Let the data speak!

Battling philosophers: Edwin v Karl

Jun 15, 2025

Voice Over: (Michael Palin) 'Boxing Tonight' comes from the Empire Pool, Wembley and features the main heavyweight bout between ET Jaynes, Wayman Crow Distinguished Professor of Physics (cheers; shot of stocky, thick-set Jaynes in his corner with two seconds) And Sir Karl Popper... (shot of Popper’s corner; he is in a dressing-gown with 'Hypothetico-deductivism' on the back; both take off their dressing-gowns as referee calls them together; Sir Karl is wearing a suit underneath) It's the first time these two have met so there should be some real action tonight...
[with apologies to Monty Python]

A simple start

This post concerns “Listening to the data”. I’ll start gently.

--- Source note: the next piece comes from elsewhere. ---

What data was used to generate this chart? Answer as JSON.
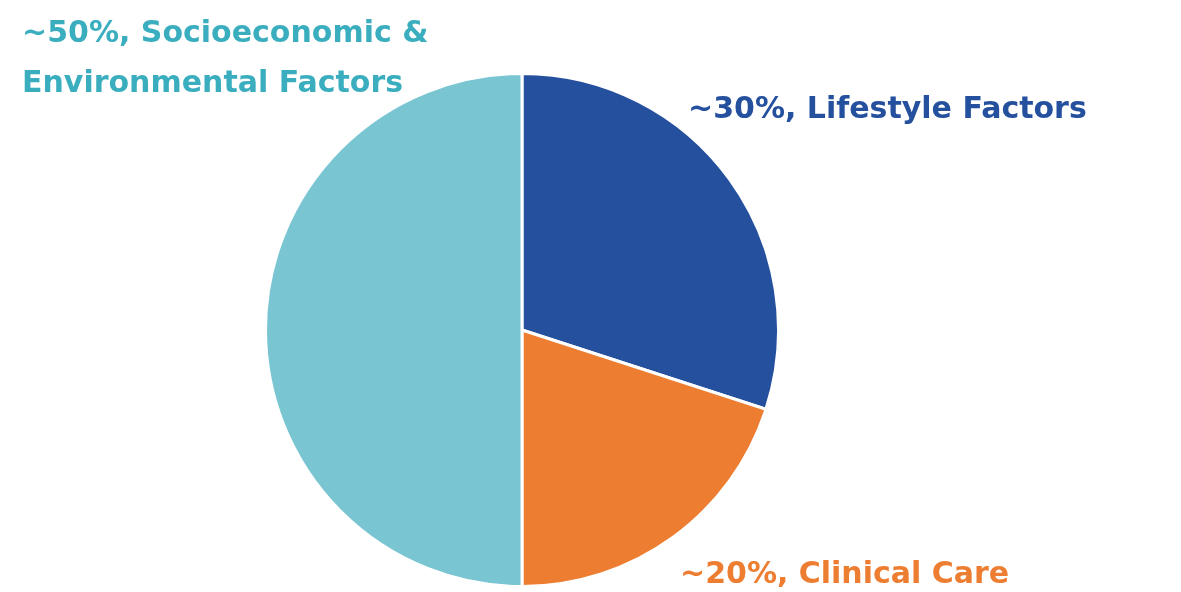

In 1894, Professor Walter Frank Raphael Weldon (FRS) rolled a set of 12 dice 26,306 times. People had more time then. However, when I see numbers like this, my immediate reaction is one of mild suspicion. Here, there’s nothing to suggest he ended on this strange number for some dark reason.1 But why not choose a nice round number like 30,000? Did Weldon get tired at this point? Did he lose a die (or his marbles)? Did Florence Weldon (wife and human computer) cry “No more!”? Is there something special about the prime factor 1879?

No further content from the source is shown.